In the idealistic person’s mind, the end adheres to the script of a novel or a film. The words never fall flat. The person only dies after the family comforts him and tells him they love him one final time. The moment is as touching and special as losing a person can be, but it is all fake. Real life isn’t written, and lasts aren’t put together; they’re messy. Words meant to complete a lifetime of relationships can’t achieve the kind of fulfilling effect you would ultimately desire. What makes one “I love you” special enough to be the last? How can anything be ideal enough to be the end?

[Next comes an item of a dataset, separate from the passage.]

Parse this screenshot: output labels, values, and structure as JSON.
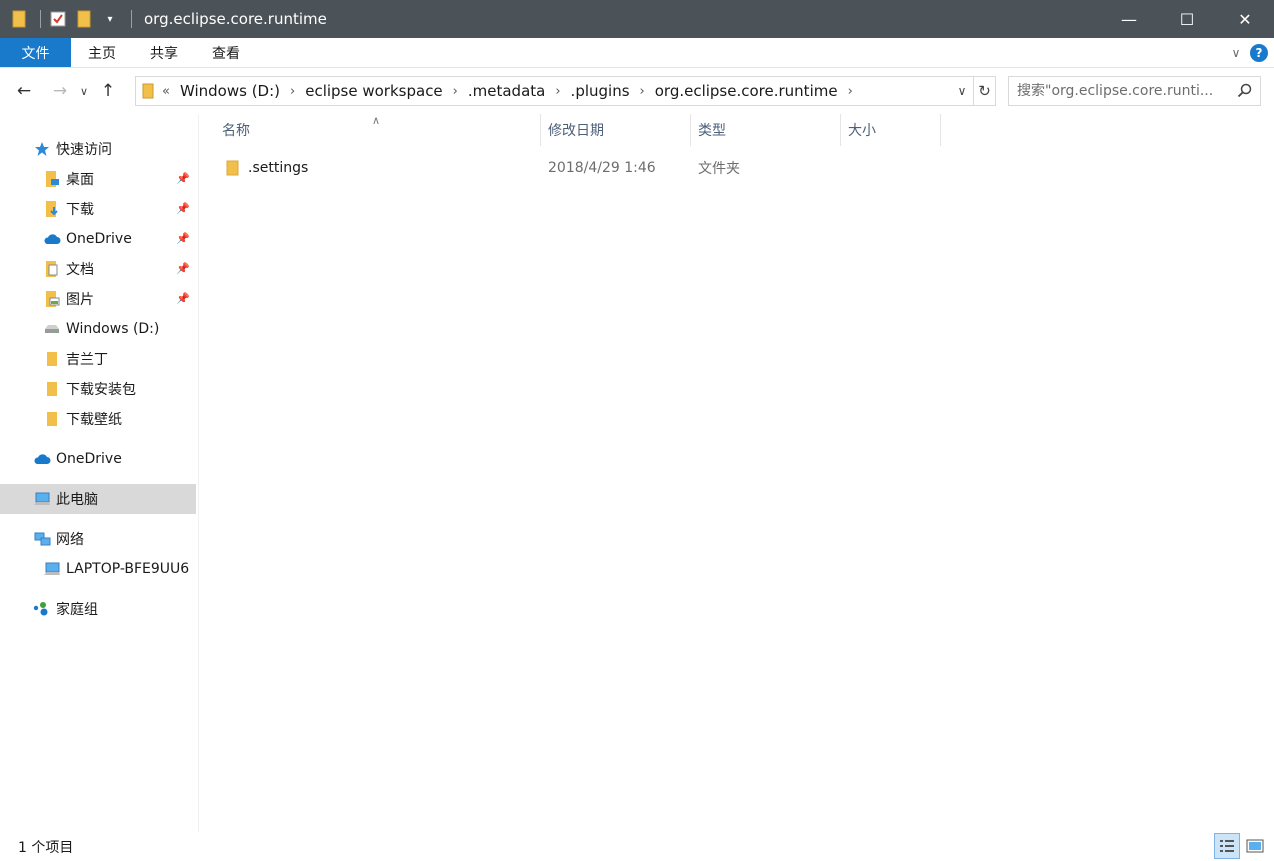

The romanticizing of lasts isn’t limited to those who pass away. Sometimes it could be the last goodbye of the summer, the last day of the year, or the last episode of a television show. There is something about the finality of an event that makes us want to appreciate and use all we have to honor it. It’s a way of saying that the other times may have been special, but the last time will be far, far more; it is our deserved grand finale on the Fourth of July fireworks show. We feel deprived and stripped of all fairness when the last time is just ordinary. Maybe it’s because people want everything to go out with a bang, not a whimper. We want the earned closure and the heightened emotions, not the abrupt ending and the unsustainable memory. We want all the pieces to come together in that moment, a tying up of memories and emotions and words. Maybe we want too much.
Life is neither perfect nor fair, and I know that isn’t a shocker to anyone. People can leave your life as simply as they entered it, and the world carries on. The words you need to speak can come out wrong or not at all. The wrong you need to right can become permanent. There is no perfect way to face someone’s personal finality, and there’s no perfect schedule that life and death obey. Things begin and end every day, and on that day, it was the end of my grandfather’s life. And I don’t know my last spoken words to him or even a last topic of conversation. But what I do know is that he loved me and I loved him. And those are my last words that never need to be spoken to be true.